P.S. S.A.M.M. (Save a Mexican Mutt) is bulging at the seams. We have two wonderful dogs – a mother and her pup (Bull Terrier mixes) –who desperately need homes. Have Dogs, Will Travel. Pictures are available by request.

Thursday, September 23, 2004

Boring Children, Good Parents, Bad Employees, and Full-Boring Lying

“The more boring a child is, the more the parents, when showing off the child,
receive adulation for being ‘good parents’ - because they have a ‘tame
child-creature’ in their house.” - Frank Zappa

Like "good children," some employers seem intent on having "good employees," that is, “tame creatures” who never speak up except to say "yes, sir," nod their heads in company meetings, and support the party line, all while gritting their teeth and counting the days to retirement.
It should be no surprise.
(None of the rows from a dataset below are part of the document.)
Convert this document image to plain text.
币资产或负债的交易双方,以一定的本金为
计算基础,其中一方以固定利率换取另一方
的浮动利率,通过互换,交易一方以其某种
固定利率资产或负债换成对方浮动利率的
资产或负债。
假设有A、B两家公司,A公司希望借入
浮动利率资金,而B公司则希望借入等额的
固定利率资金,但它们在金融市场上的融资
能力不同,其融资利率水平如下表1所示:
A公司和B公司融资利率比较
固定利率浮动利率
There have been a plethora of reports recently in which employees and managers alike have lost their jobs because they spoke up for something they believed in.
In one well-publicized case, an Alabama plant owner fired an employee who taped a Kerry bumper sticker into her rear window -- the audacity of that employee after the boss had distributed Bush campaign literature to every employee in the plant.

In another case, a manager suffered the industrial death penalty because he had the gall to agree with an employee manifesto in which they objected to reduced wages, the absence of a retirement plan, and company-sponsored health care. How dare he not agree with the proposition that “less is more.”

In still another situation, a manager was terminated because he made a bad political alliance and to get to his manager, they went through him -- a human sacrifice as it were. Rather than just say, “Hey, dude, you guessed wrong. You’re out,” the company made up a story in which the manager was painted the bad guy.

In these days when “preemptive strikes” are all the rage, some employers believe it easier to quash speech than to listen, easier to eliminate dissent than welcome alternative views. Or, perhaps it is simpler. Maybe it is just easier to lie than tell the truth. For sure, it is easier to go to sleep at night having fired someone for a trumped-up reason than it is to accept employment-at-will for what it really means – good reason, bad reason, and no reason at all. That requires the assumption of moral responsibility.

Indeed, it is easier these days to look like a "good employer" than to be one. It is easier to have "good employees" -- those who like "good children" are too afraid to say what they think and then, one day, stop thinking altogether.

All this is not to say an employer should not have loyal employees, but only that they have to earn loyalty, not demand it with the power of a pink slip. It is OK to disagree. It is OK to tell the truth. Indeed, it is necessary if corporate America intends to regain even a sliver of the credibility it has lost in recent years.